Organisations that are skating with the puck are focusing on how to leverage their customer-centric technology to consistently deliver the “next best offer” across multiple channels. They are looking to improve the customer experience while boosting employee productivity. Providing a customer with a tailored next best offer is one of the most powerful ways to cross-sell and up-sell to improve the customer lifetime value. However, for a multi-product company with countless possibilities finding that right next best offer can be a challenge. Getting the next best offer wrong decreases the value of the direct interactions with a customer and their affinity with the organisation.

In addition offering too many options decreases productivity and can turn customers off. Hick’s Law suggests the time it takes to make a decision increases as the number of alternatives increases. Hence, the number of alternative products or services and channels an organisation offers are factors which influence the time taken for the frontline staff or customers to make a decision.

Powerful data-centric technologies, such as master data management (MDM) and complex event processing (CEP), when used together, can help organisations better predict what that next best offer should be in real-time. The organisations that adopt this technology have the opportunity to detect, learn, communicate and act consistently across all channels to improve the customer experience and employee productivity.

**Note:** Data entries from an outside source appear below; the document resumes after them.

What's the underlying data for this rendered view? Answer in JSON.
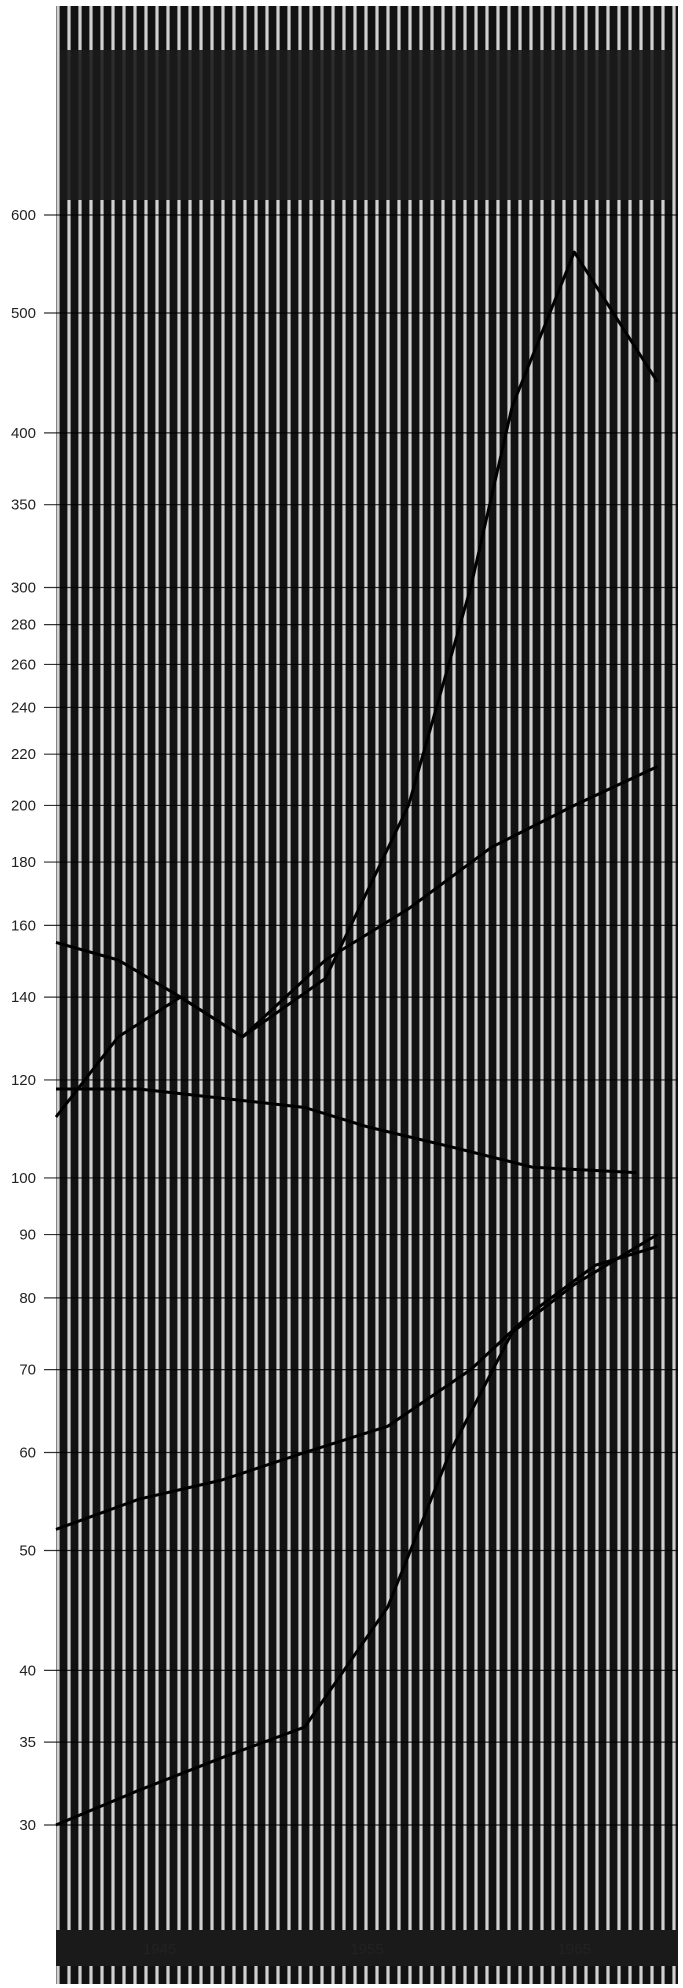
{
  "chart_data": {
    "type": "line",
    "title": "",
    "xlabel": "",
    "ylabel": "",
    "y_scale": "log",
    "ylim": [
      24,
      640
    ],
    "xlim": [
      1940,
      1970
    ],
    "y_ticks": [
      30,
      35,
      40,
      50,
      60,
      70,
      80,
      90,
      100,
      120,
      140,
      160,
      180,
      200,
      220,
      240,
      260,
      280,
      300,
      350,
      400,
      500,
      600
    ],
    "x_tick_labels": [
      {
        "x": 1945,
        "label": "1945"
      },
      {
        "x": 1955,
        "label": "1955"
      },
      {
        "x": 1965,
        "label": "1965"
      }
    ],
    "grid": "vertical",
    "legend_lines": [
      "",
      "",
      "",
      "",
      ""
    ],
    "colors": {
      "background": "#121212",
      "grid": "#d0d0d0",
      "axis": "#000000",
      "line": "#000000"
    },
    "series": [
      {
        "name": "",
        "points": [
          [
            1940,
            155
          ],
          [
            1943,
            150
          ],
          [
            1946,
            140
          ],
          [
            1949,
            130
          ],
          [
            1953,
            145
          ],
          [
            1957,
            200
          ],
          [
            1960,
            300
          ],
          [
            1962,
            420
          ],
          [
            1965,
            560
          ],
          [
            1969,
            440
          ]
        ]
      },
      {
        "name": "",
        "points": [
          [
            1940,
            112
          ],
          [
            1943,
            130
          ],
          [
            1946,
            140
          ],
          [
            1949,
            130
          ],
          [
            1953,
            150
          ],
          [
            1957,
            165
          ],
          [
            1961,
            185
          ],
          [
            1965,
            200
          ],
          [
            1969,
            215
          ]
        ]
      },
      {
        "name": "",
        "points": [
          [
            1940,
            118
          ],
          [
            1944,
            118
          ],
          [
            1948,
            116
          ],
          [
            1952,
            114
          ],
          [
            1955,
            110
          ],
          [
            1959,
            106
          ],
          [
            1963,
            102
          ],
          [
            1968,
            101
          ]
        ]
      },
      {
        "name": "",
        "points": [
          [
            1940,
            52
          ],
          [
            1944,
            55
          ],
          [
            1948,
            57
          ],
          [
            1952,
            60
          ],
          [
            1956,
            63
          ],
          [
            1960,
            70
          ],
          [
            1963,
            78
          ],
          [
            1966,
            85
          ],
          [
            1969,
            88
          ]
        ]
      },
      {
        "name": "",
        "points": [
          [
            1940,
            30
          ],
          [
            1944,
            32
          ],
          [
            1948,
            34
          ],
          [
            1952,
            36
          ],
          [
            1956,
            45
          ],
          [
            1959,
            60
          ],
          [
            1962,
            75
          ],
          [
            1965,
            82
          ],
          [
            1969,
            90
          ]
        ]
      }
    ],
    "series_labels": [
      {
        "series": 0,
        "text": ""
      },
      {
        "series": 2,
        "text": ""
      },
      {
        "series": 3,
        "text": ""
      },
      {
        "series": 4,
        "text": ""
      }
    ]
  }
}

Customers have become digitally oriented and their preferred channel is digital. Organisations that are circling the ice with their reactive approach to next best offer may find themselves at a significant disadvantage when engaging with customers across multiple channels, particularly if they fail to find creative ways to drive value through digital channels.

An organisation’s ability to create one positive customer experience is an anthesis of the true value of harnessing data intensive possibilities in this business ecosystem. Whether the customer is interacting on the social web or across traditional channels, technology like Informatica’s MDM and CEP can instantaneously suggest a tailored next best product or service. This data-centric capability not only improves the immediate customer experience, but the customer’s lifetime value, while boosting employee effectiveness and productivity. In addition, organisations who use data more broadly, mastered, to encompass the social graph and interest graph are enabling business agility. Mining historical transactions for patterns, trends, and predictors (“big data”) provides a strong indicator of future behaviour leading to appropriately tailored next best offers.

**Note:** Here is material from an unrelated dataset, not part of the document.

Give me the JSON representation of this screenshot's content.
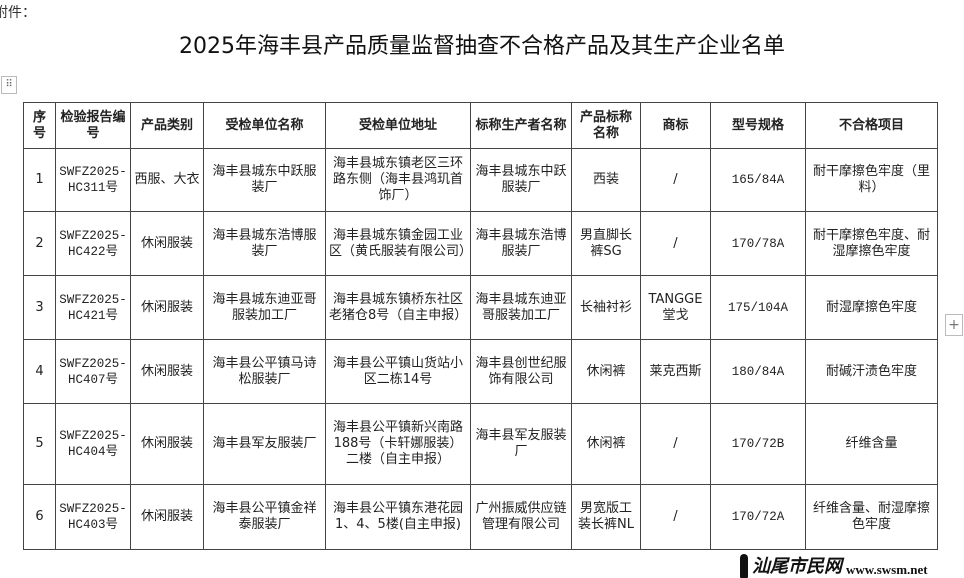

Another critical component of this approach is a feedback loop. Frontline staff at customer touchpoints provide feedback about how the customer responded to the technology-enabled “next best offer”. The offers taken up and those that weren’t through online channels can be evaluated in order to continue to improve “next best offer” possibilities, sharpening an organisation’s ability to better meet their customers’ needs.

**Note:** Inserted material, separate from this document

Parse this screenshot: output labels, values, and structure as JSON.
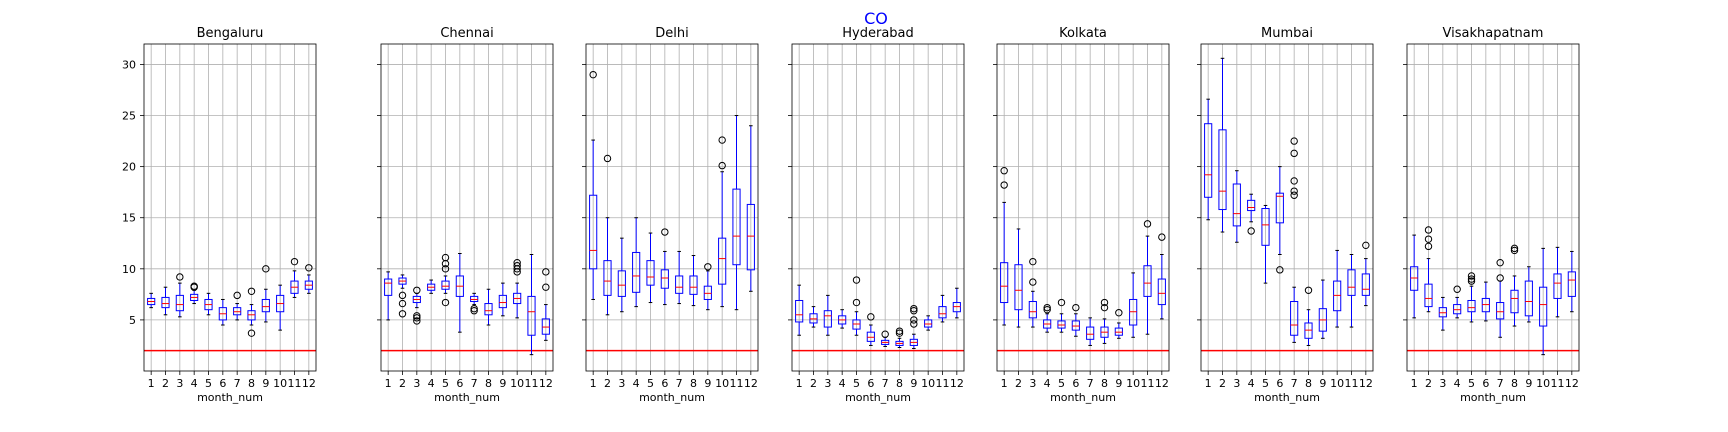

The digital future of an organisation’s customer-centric strategy hinges on their ability to move away from the reactive business model of the past to an instant, intelligent business that better leverages its data to impact results. The first tangible outcome of this new proactive business model is to improve the customer experience and boost employee productivity by suggesting tailored next best offers. This empowers the frontline staff and customers to make smarter decisions faster across multiple channels.

The next best offers are event driven, reducing wasted effort in making offers to customers who are not ready to convert. An event can be as simple as a website activity or interacting with a frontline employee.

It is the real time suggestion of a tailored next best product or service that enables organisations to gain a more balanced, integrated approach to the customer experience. As an accelerator of their customer-centric strategy into the digital future, this advantage is a critical factor for organisations operating and competing in this new data intensive society.